A tablet is a mobile computing device, generally smaller than a laptop or PC, but larger than a smartphone. In 2013, more than 195 million tablets were sold. Tablet sales are expected to only increase in the future as people find them convenient for checking email, communicating, and playing games and watching media.
Inside a tablet, basic components include a microprocessor, a battery, a Central Processing Unit, accelerometers, gyroscopes, graphic processors, flash-back memory, WiFi and/or cellular chips and antennas, USB dock and power supply, speakers, a touch-screen, controller chip, camera sensors, chips and lenses. These components today use metals such as cadmium and lead which can pollute the environment when disposed of improperly.
Tablet Battery
Batteries supply power to tablets. However, many tablets today are designed to have a battery that cannot be changed by the user themselves. This is one of the reasons that people upgrade these devices so frequently.
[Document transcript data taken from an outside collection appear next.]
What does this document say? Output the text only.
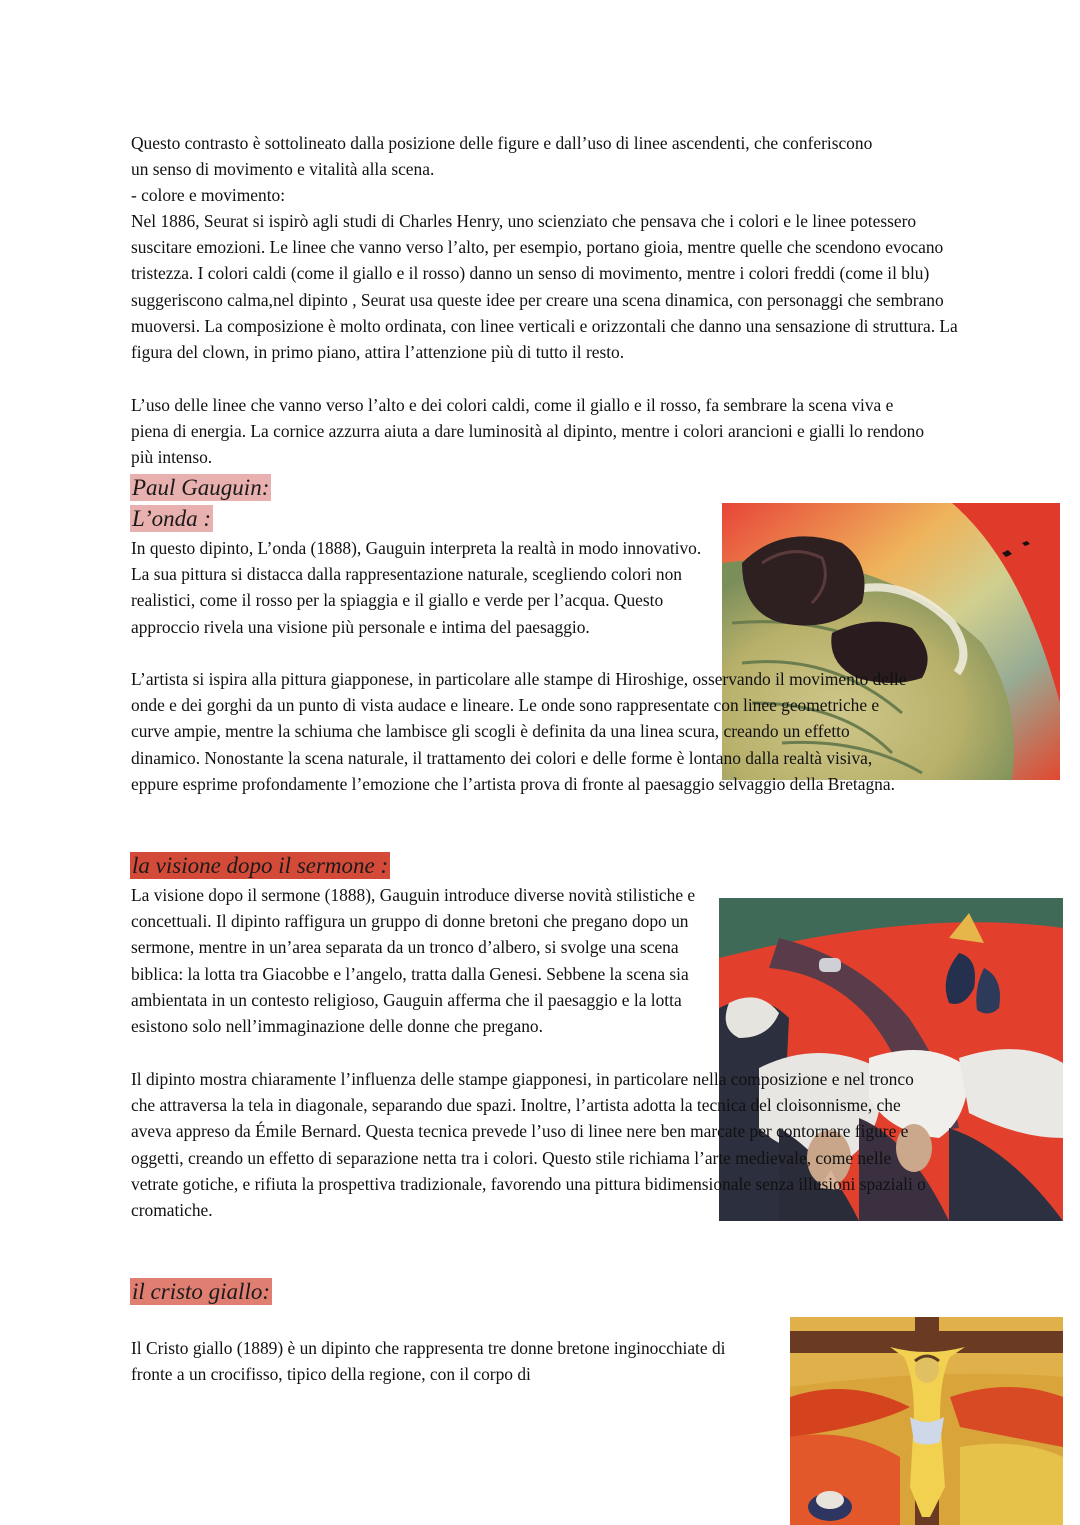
Questo contrasto è sottolineato dalla posizione delle figure e dall’uso di linee ascendenti, che conferiscono un senso di movimento e vitalità alla scena.

- colore e movimento:

Nel 1886, Seurat si ispirò agli studi di Charles Henry, uno scienziato che pensava che i colori e le linee potessero suscitare emozioni. Le linee che vanno verso l’alto, per esempio, portano gioia, mentre quelle che scendono evocano tristezza. I colori caldi (come il giallo e il rosso) danno un senso di movimento, mentre i colori freddi (come il blu) suggeriscono calma,nel dipinto , Seurat usa queste idee per creare una scena dinamica, con personaggi che sembrano muoversi. La composizione è molto ordinata, con linee verticali e orizzontali che danno una sensazione di struttura. La figura del clown, in primo piano, attira l’attenzione più di tutto il resto.

L’uso delle linee che vanno verso l’alto e dei colori caldi, come il giallo e il rosso, fa sembrare la scena viva e piena di energia. La cornice azzurra aiuta a dare luminosità al dipinto, mentre i colori arancioni e gialli lo rendono più intenso.

Paul Gauguin:
L’onda :

In questo dipinto, L’onda (1888), Gauguin interpreta la realtà in modo innovativo. La sua pittura si distacca dalla rappresentazione naturale, scegliendo colori non realistici, come il rosso per la spiaggia e il giallo e verde per l’acqua. Questo approccio rivela una visione più personale e intima del paesaggio.

L’artista si ispira alla pittura giapponese, in particolare alle stampe di Hiroshige, osservando il movimento delle onde e dei gorghi da un punto di vista audace e lineare. Le onde sono rappresentate con linee geometriche e curve ampie, mentre la schiuma che lambisce gli scogli è definita da una linea scura, creando un effetto dinamico. Nonostante la scena naturale, il trattamento dei colori e delle forme è lontano dalla realtà visiva, eppure esprime profondamente l’emozione che l’artista prova di fronte al paesaggio selvaggio della Bretagna.

la visione dopo il sermone :

La visione dopo il sermone (1888), Gauguin introduce diverse novità stilistiche e concettuali. Il dipinto raffigura un gruppo di donne bretoni che pregano dopo un sermone, mentre in un’area separata da un tronco d’albero, si svolge una scena biblica: la lotta tra Giacobbe e l’angelo, tratta dalla Genesi. Sebbene la scena sia ambientata in un contesto religioso, Gauguin afferma che il paesaggio e la lotta esistono solo nell’immaginazione delle donne che pregano.

Il dipinto mostra chiaramente l’influenza delle stampe giapponesi, in particolare nella composizione e nel tronco che attraversa la tela in diagonale, separando due spazi. Inoltre, l’artista adotta la tecnica del cloisonnisme, che aveva appreso da Émile Bernard. Questa tecnica prevede l’uso di linee nere ben marcate per contornare figure e oggetti, creando un effetto di separazione netta tra i colori. Questo stile richiama l’arte medievale, come nelle vetrate gotiche, e rifiuta la prospettiva tradizionale, favorendo una pittura bidimensionale senza illusioni spaziali o cromatiche.

il cristo giallo:

Il Cristo giallo (1889) è un dipinto che rappresenta tre donne bretone inginocchiate di fronte a un crocifisso, tipico della regione, con il corpo di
The lack of recyclability of the battery is one limitation that our GREEN Tablet will address, by featuring an easy-to-change and biodegradable sugar-based battery.
"PC's will become like ‘trucks’ and tablets like cars': PC's will still be around, and they'll still be a big market, but they won't become the most common way people do their computing anymore." -Steve Jobs
The Problem of E-Waste
E-waste
The disposing of devices generates 20 to 50 tons of electronic waste (E-waste) per year, making it the fastest- growing city waste stream in the US.
E-waste not only creates pollution, it creates a disparity between the developed world and developing world.
E-waste is often exported to countries such as China, India and Africa which do not have the same environmental regulations as the U.S.
People who work in these recycling areas can be exposed to dangerous toxins and chemicals.
The video “Exporting Harm: The High-Tech Trashing of Asia” shows such a city in southeast China called Guiyu where American e-waste is exported. People there recycle e-waste for a rate of $1.50 a day. Women and children sift through the materials without protective coverings like masks or gloves. They use methods such as burning wires to get out the copper.
Water samples there show heavy metal content 190 times greater than what is deemed safe by the World Health Organization. Soil in Guiyu has a high amount of chromium- 1,338 times more than the EPA’s risk standard. Piles of burnt metal, wires, TV’s and circuit boards, printer cartridges and old computers in the city sit stacked along the sides of roads and near the river.
The GREEN Tablet's components will biodegrade and/or dissolve easily, reducing E-waste and protecting the environment.